Friday, August 9, 2024

PT-7 "The Ignorant Wicked" (Matt. 27:27-37)

 

SPIRITUAL DIARY FOR 8/9/2024 9:08 AM

 

My Worship Time                                                                  Focus: PT-7 “The Ignorant Wicked”

 

Bible Reading & Meditation                                              Reference:  Matthew 27:27-37

 

            Message of the verses:  27 Then the soldiers of the governor took Jesus into the Praetorium and gathered the whole Roman cohort around Him. 28 They stripped Him and put a scarlet robe on Him. 29 And after twisting together a crown of thorns, they put it on His head, and a reed in His right hand; and they knelt down before Him and mocked Him, saying, "Hail, King of the Jews!" 30 They spat on Him, and took the reed and began to beat Him on the head. 31 After they had mocked Him, they took the scarlet robe off Him and put His own garments back on Him, and led Him away to crucify Him.

 

            “32 As they were coming out, they found a man of Cyrene named Simon, whom they pressed into service to bear His cross.

  

             “33 And when they came to a place called Golgotha, which means Place of a Skull, 34 they gave Him wine to drink mixed with gall; and after tasting it, He was unwilling to drink. 35 And when they had crucified Him, they divided up His garments among themselves by casting lots. 36 And sitting down, they began to keep watch over Him there. 37 And above His head they put up the charge against Him which read, "THIS IS JESUS THE KING OF THE JEWS.’”

 

            When they had crucified Him does not refer to the finished execution but to raising Him upright and placing the vertical beam into the hole prepared for it.  It was at that point that the actual crucifixion began.

 

            “Crucifixion originated in Persia, where a deity named Ormazd was believed to consider the earth sacred.  Because a criminal who was executed had to be raised above the earth in order not to defile it, he was suspended on a large pole and left there to die.  The practice was picked up by the Carthaginians and then by Greeks and especially the Romans, whose extensive use caused it to become identified with them.  It is estimated by the time of Christ the Romans had crucified some 30,000 men in Israel alone, primarily for insurrection.  The crucifixion of only three men outside Jerusalem was therefore virtually insignificant in the eyes of Rome.

 

            “None of the gospel writers describes the procedure for securing Jesus to the cross.  The literal Greek text is even less revealing than most English renderings, saying simply, ‘The having crucified Him ones parted His garments.’ It is only from Thomas’s comments several days after the resurrection that we learn about Jesus’ being nailed by His hands and feet (John 20:25), rather than being tied with cords or thongs as was often the case.

 

            “Judging from nonbiblical descriptions of crucifixion in New Testament times, Jesus was placed on the cross as it lay flat on the ground across the horizonial beam and nailed through the wrists just above the hand, allowing a slight bend at the knees when the body was extended.  The cross was then picked up and dropped into the hole, causing excruciating pain as the weight of His body pulled at the already torn flesh around the nails.

 

            “In his book The Life of Christ, Frederick Farrar describes crucifixion as follows:

 

            A death by crucifixion seems to include all that pain and death can have of the horrible ghastly—dizziness, cramp, thirst, starvation, sleeplessness, traumatic fever, shame, publicly of shame, long continuance of torment, horror of anticipation, mortification of intended wounds—all intensified just up to the point at which they can be endured at all, but all stopping just short of the point which would give to the sufferer the relief of unconsciousness.

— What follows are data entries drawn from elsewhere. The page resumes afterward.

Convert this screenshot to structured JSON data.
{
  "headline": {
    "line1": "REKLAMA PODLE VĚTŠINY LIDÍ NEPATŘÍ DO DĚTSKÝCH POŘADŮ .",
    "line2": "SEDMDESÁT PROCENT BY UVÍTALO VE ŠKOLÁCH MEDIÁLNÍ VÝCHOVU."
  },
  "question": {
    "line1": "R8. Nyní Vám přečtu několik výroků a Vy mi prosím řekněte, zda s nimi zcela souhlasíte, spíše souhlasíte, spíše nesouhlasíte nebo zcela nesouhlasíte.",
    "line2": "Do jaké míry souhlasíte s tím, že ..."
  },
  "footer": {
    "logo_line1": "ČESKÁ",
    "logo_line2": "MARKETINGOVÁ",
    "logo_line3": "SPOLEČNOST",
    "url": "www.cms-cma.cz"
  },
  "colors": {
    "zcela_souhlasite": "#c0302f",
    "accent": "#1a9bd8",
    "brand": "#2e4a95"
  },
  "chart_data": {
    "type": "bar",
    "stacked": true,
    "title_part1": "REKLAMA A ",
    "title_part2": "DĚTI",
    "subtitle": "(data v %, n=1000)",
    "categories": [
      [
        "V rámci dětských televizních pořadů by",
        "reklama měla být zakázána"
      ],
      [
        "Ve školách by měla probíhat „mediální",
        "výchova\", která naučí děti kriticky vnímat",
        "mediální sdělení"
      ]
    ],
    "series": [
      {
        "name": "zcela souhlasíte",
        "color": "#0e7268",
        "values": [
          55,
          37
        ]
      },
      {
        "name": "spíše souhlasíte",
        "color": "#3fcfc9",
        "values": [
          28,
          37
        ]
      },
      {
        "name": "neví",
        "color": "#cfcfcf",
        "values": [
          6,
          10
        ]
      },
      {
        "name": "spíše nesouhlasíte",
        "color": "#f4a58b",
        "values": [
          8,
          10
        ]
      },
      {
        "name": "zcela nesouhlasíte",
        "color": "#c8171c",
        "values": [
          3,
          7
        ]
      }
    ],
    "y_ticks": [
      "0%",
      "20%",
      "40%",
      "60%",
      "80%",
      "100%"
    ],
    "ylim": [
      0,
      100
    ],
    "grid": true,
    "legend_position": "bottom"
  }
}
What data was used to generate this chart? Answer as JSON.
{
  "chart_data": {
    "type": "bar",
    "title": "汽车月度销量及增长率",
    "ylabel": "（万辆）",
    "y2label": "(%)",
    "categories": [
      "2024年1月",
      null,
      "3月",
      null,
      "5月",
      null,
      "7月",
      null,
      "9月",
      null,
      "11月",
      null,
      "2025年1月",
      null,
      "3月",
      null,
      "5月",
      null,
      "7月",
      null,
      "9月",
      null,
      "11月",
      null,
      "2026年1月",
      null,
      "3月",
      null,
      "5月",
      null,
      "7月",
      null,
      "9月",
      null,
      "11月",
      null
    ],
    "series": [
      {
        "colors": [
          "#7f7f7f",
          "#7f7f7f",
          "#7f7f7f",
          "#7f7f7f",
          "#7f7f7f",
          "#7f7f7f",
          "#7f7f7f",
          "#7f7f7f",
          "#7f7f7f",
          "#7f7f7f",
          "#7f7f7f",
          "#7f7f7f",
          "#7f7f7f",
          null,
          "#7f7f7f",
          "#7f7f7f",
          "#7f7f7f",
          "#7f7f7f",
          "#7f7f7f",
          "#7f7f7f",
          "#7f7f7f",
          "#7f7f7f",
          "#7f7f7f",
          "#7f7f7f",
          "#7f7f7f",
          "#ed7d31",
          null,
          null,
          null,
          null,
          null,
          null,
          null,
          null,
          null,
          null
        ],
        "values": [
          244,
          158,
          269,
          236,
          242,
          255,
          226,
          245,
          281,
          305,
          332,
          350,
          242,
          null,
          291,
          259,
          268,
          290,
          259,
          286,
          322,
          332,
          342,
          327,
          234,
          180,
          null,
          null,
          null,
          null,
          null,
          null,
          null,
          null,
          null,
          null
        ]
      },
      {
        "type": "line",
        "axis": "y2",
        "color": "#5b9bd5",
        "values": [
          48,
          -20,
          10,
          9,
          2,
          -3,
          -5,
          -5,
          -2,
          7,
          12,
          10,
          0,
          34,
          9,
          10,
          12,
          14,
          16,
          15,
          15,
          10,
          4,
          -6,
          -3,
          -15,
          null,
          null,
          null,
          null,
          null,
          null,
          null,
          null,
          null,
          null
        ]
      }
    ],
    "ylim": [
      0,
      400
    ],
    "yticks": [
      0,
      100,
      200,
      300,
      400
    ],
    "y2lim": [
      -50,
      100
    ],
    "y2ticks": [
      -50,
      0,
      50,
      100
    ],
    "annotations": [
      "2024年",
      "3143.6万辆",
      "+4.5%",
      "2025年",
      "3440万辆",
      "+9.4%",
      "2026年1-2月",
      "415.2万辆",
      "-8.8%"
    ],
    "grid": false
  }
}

            The unnatural position made every movement painful; the lacerated veins and crushed tendons throbbed with incessant anguish; the wounds, inflamed by exposure, gradually gangrened [when a victim took several days to die]: the arteries—especially at the head and stomach—became swollen and oppressed with surcharged blood, and while each variety of misery went on gradually increasing, there was added to them the intolerable pang of a burning and raging thirst, and all these physical complications caused an internal excitement and anxiety, which made the prospect of death itself—of death, the unknown enemy, at whose approach man usually shudders most—bear the aspect of a delicious and exquisite release.

            One thing is clear.  The first century executions were not like modern ones, for they did not seek a quick, painless death not the preservation of any measure of dignity for the criminal.  On the contrary, they sought an agonizing              torture which completely humiliated him.  And it is important that we understand this, for it helps us realize the agony of Christ’s death. (Vol. 2 [New York: E. P. Dutton, 1877], pp. 403-4).”

 

            There is more to this, but this is all that I want to place on this SD as I think about what my Lord went through in paying for my sins, as He suffered and died on the cross almost 2000 years ago.